Avec Los Angeles et le radici della cultura pop (Odoya, 2024, 350 pages) [Los Angeles et les racines de la culture pop, à ce jour inédit en français], Claudio Castellacci dresse l’inventaire de ce que Los Angeles représente pour lui et nous offre un agréable panorama pop relatif à cette ville. Cela commence avec une vue depuis les Pacific Palisades, et l’on enchaîne très vite sur quelques aperçus et souvenirs liés à la Cité des anges et ses alentours, entre le Grand Canyon et Zabriskie Point, dont l’auteur a le front de dire que le film d’Antonioni inspiré par ce lieu est d’un « ennui absolu ».

Au fond, le soft power, comme Castellacci ne manque pas de le rappeler, est une incitation culturelle plus forte et irrésistible que toute forme de coercition. Bien sûr que Zabriskie Point est génial, ne serait-ce que pour sa bande originale, mais notre appréciation de ce film un brin ennuyeux il est vrai (la chiantine comme garantie du caractère sérieux de l’objet culturel, de son incontestable valeur qu’un snobisme certain ratifie par avance) — notre goût indéfectible pour l’époque et le lieu qu’Antonioni parvient à fixer dans l’imaginaire collectif ne sont-ils pas tributaires d’un habile et obstiné travail de façonnage de notre culture ? Zabriskie Point aurait dû finir, selon le souhait du réalisateur italien, sur un gigantesque « FUCK YOU AMERICA », tentative en somme de désamorcer ladite entreprise d’influence dont participe, bon an mal an, ce film très beau mais quelque peu pédant.
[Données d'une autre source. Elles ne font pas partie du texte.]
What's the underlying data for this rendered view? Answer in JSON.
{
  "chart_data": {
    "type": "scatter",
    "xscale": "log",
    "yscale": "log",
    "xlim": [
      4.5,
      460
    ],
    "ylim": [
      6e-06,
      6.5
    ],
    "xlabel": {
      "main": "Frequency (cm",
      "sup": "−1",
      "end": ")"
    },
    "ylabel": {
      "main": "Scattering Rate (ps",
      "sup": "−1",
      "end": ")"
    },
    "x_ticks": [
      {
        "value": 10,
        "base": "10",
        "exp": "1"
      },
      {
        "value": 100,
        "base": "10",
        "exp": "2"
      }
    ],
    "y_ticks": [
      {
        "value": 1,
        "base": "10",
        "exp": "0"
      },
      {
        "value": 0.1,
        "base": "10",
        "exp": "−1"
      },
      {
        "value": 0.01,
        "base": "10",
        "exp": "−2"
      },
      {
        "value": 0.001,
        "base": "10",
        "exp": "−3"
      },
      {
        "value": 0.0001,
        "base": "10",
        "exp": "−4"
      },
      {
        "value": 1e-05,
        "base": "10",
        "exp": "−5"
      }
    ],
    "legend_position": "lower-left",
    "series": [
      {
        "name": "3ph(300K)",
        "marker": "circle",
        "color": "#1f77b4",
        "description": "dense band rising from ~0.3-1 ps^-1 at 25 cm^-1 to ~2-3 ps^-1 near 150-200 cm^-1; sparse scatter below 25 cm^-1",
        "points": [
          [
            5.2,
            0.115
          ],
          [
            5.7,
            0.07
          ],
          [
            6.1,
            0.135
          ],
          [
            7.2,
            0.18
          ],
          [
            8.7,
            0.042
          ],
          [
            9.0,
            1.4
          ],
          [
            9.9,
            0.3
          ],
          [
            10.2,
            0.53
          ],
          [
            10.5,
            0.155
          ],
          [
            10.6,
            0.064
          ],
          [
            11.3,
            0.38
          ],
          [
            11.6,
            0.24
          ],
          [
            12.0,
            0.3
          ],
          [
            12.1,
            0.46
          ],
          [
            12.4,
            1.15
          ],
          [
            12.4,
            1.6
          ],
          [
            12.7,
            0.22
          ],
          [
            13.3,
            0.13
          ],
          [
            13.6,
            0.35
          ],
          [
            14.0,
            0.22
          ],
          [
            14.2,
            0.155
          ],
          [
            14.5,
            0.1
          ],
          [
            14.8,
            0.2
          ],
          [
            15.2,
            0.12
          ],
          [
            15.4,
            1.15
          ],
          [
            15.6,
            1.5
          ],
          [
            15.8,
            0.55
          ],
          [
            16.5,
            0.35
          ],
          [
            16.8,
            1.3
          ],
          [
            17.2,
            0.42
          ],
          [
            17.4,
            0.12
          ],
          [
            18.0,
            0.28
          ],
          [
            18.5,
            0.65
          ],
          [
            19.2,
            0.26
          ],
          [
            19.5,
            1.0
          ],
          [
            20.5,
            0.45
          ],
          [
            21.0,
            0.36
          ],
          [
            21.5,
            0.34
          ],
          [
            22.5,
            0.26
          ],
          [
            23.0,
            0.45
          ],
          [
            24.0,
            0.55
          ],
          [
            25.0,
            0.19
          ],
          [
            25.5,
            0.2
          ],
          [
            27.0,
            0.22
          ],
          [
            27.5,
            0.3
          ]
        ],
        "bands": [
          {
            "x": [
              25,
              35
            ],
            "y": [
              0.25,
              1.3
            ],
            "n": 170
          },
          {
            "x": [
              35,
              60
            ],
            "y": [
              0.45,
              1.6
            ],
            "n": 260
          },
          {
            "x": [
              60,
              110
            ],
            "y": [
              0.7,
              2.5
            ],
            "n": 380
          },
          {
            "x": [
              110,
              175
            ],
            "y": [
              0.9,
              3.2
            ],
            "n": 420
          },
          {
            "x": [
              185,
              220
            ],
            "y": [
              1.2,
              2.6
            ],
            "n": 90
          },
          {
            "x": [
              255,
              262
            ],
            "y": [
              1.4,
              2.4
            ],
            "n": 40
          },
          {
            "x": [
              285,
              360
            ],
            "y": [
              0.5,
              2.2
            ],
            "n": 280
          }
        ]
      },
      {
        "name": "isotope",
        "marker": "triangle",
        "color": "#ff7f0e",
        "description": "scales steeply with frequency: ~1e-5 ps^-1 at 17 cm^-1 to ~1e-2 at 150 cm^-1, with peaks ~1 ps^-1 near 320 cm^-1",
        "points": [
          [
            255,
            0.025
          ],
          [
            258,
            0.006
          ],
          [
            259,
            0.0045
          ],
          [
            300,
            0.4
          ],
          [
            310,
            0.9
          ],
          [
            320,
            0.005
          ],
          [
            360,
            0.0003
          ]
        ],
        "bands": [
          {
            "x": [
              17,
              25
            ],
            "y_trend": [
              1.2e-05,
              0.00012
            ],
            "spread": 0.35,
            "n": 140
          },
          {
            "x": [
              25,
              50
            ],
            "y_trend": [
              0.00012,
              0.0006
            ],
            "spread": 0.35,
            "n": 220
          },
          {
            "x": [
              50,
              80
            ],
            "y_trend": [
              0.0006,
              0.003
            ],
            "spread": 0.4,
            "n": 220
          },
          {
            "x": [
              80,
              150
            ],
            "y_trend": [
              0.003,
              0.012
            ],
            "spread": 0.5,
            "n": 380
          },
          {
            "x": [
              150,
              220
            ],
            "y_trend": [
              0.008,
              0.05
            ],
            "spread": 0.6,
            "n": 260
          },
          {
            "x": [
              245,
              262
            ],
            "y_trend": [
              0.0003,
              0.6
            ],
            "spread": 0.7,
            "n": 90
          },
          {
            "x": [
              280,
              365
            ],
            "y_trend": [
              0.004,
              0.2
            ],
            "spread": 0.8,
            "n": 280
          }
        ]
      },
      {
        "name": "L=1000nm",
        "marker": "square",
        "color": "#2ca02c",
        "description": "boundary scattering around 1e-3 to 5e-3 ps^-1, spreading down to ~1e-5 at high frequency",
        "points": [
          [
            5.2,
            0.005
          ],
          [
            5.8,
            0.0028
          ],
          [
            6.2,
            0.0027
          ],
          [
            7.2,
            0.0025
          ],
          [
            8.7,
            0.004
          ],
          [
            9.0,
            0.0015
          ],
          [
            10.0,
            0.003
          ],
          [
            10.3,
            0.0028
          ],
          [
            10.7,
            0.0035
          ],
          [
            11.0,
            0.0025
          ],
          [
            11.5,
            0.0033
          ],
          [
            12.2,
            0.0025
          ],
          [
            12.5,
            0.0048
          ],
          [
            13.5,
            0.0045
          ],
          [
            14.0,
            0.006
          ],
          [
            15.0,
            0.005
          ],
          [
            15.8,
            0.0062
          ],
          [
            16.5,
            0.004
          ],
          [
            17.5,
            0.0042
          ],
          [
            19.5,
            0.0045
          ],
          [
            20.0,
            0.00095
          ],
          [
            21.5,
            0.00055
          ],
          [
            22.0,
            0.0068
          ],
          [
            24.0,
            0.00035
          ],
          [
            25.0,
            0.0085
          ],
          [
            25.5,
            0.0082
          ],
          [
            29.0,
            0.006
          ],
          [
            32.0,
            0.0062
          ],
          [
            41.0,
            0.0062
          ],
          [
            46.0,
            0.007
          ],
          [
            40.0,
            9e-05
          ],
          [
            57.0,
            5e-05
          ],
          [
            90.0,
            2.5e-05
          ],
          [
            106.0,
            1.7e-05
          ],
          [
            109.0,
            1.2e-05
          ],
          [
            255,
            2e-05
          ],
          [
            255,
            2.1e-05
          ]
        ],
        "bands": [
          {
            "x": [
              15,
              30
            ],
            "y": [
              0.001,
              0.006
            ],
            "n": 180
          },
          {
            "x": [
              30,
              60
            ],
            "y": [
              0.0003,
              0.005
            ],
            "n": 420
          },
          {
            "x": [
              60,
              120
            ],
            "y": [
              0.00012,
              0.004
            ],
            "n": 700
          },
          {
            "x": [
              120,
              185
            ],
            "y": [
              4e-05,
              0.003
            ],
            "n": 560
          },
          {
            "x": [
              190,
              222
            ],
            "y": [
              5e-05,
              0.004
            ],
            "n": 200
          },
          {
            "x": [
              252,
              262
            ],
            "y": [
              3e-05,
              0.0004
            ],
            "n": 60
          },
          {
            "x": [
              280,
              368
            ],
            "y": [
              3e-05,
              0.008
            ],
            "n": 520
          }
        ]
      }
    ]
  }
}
Los Angeles et les racines de la culture pop revient sur une ère culturelle qui a longuement infusé dans notre Occident à bout de course. L’ouvrage, très riche, fourmille d’anecdotes et propose autant de coups de sonde au cœur de cette L.A. peut-être davantage rêvée que véritablement vécue. Non que l’expérience qu’en firent Castellacci et Patrizia Sanvitale (qui étudie ici le phénomène New Age) pèche en matière d’authenticité, mais le caractère spectaculaire-marchand de L.A. gouverne, pour une très large part, ce que l’on a coutume de nommer le rêve américain. Surtout, l’écriture journalistique autorise ici idéalement la divulgation de quelque chose qui pourrait s’apparenter au document vécu de ce rêve précisément, où l’on croise Andy Warhol, Captain America, Marilyn Monroe, les Beach Boys, Walt Disney ou encore Philip K. Dick.
Ce livre prolonge agréablement les essais que Mike Davis et Bruce Bégout consacrent à L.A. Je regrette, mais on me voit venir, qu’on n’y parle guère de L.A. Woman des Doors (une seule allusion, à la page 215) — l’excellent Waiting for the Sun de Barney Hoskyns, admirable synthèse sur la musique californienne des années 40 à 2000 comble assez bien ce manque.
On sait néanmoins gré à Castellacci de consacrer quelques pages aux Byrds, groupe dont on ne mesure peut-être pas encore, du moins en Europe, toute l’influence. Pour autant, la traversée de L.A. ne sappesantit pas, ou tout juste ce qu’il faut, sur la parenthèse flower power et l’abomination de Cielo Drive. Un chapitre étudie la naissance de la groupie en Californie, à travers notamment les personnalités de Pamela Des Barnes ou de Chris O’Dell, sans oublier bien entendu Cynthia Albritton (aka Cynthia Plaster Caster), rendue célèbre par ses moulages génitaux de Jimi Hendrix, Frank Zappa et quelques autres.
On lira également de belles pages au sujet d’Eve Babitz, qu’une photographie célèbre montre jouant aux échecs avec Marcel Duchamp. Bref, c’est tout L.A. qui est ici superbement mise à nue, et l’on est amené à mieux saisir le fonctionnement de cette « fabrique du rêve occidental », selon l’expression d’A.M. Homes.

Castellacci signe un livre très personnel, agrémenté de nombreux documents, dont ces photos où l’on voit le journaliste en présence de Douglas Kirkland ou de Peter Falk. Peut-être que le chapitre le plus intéressant de cet ouvrage foisonnant est celui qui porte sur le genre du polar, nous éclairant au sujet d’un territoire qui s’étend de Raymond Chandler à l’inspecteur Columbo, sans oublier l’affaire du Dahlia noir telle que James Ellroy à su la fixer dans notre imaginaire.
Car c’est bien de cela dont il est question, d’une réalité qui relève de l’imaginaire sinon du fantasme, lorsqu’il s’agit de L.A., ville qui « n’existe pas » selon Ray Bradbury, ville tour à tour capitale du vingtième siècle (Bruce Bégout) et grandiose machine onirique qui n’a pas fini de produire du mythe.